Business Intelligence
Data Readiness for Analytics
The quality and readiness of data determine the outcome of the analytics system and its precision. According to Shadra et al. (2020), the characteristics (metrics) that define the readiness level of data for an analytics study are data source reliability, content accuracy, accessibility, security and privacy, richness, consistency, currency/timeliness, granularity, validity, and relevancy (pg. 124). It requires a significant amount of preprocessing before starting the analytics process. “Data issues such as nonprinting characters, misspellings, text embedded in the quantitative data, interpretation, imputation, or unit conversions all must be accomplished before the data is ready for analysis” (Snyder, 2019).
Data Preprocessing Steps
The four steps in the data preprocessing are as follows: The first step is data consolidation, during which the relevant data is collected, selected, and merged (Shadra et al., 2020, pg. 129). In this process of data gathering, the significant amount of irrelevant data gets discarded, and only the relevant data is selected and integrated.
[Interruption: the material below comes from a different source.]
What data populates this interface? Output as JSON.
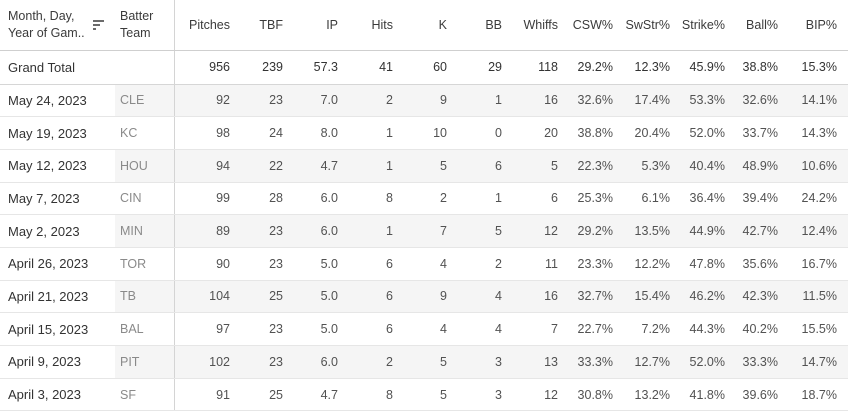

The second phase is the cleansing phase, where the missing values are handled, noise in the data is identified and reduced, and the erroneous data is found and eliminated (Shadra et al., 2020, pg. 129). The significance of this step is that it brings clarity to the collected data. The third step is the data transformation phase, where the data is discretized and/or aggregated, such as converting the numerical variables to categorical values instead of using individual states with 50 different values to use several regions (Shadra et al., 2020, pg. 130). The final phase of data preprocessing is the data reduction phase. Reduction of the number of data attributes, reduction of the number of records, and skewed data is balanced during the final phase (Shadra et al., 2020, pg. 131). According to Snyder (2019), “80% of the time spent by a data scientist is on gathering, cleansing, and storing the data, while 20% of the time is spent on analyzing the data” (pg. 23). It is critical to have data preprocessed before analytics is performed for the best outcome.
References
Sharda, R., Delen, D., Turban, E. (2020). Deep learning. Analytics, data science, & artificial
intelligence: Systems for decision support (pp. 121-145). NJ, Pearson. (Sharda, 2020)
Snyder, J. (2019). Data Cleansing: An Omission from Data Analytics Coursework. Information
Systems Education Journal, 17(6), 22–29.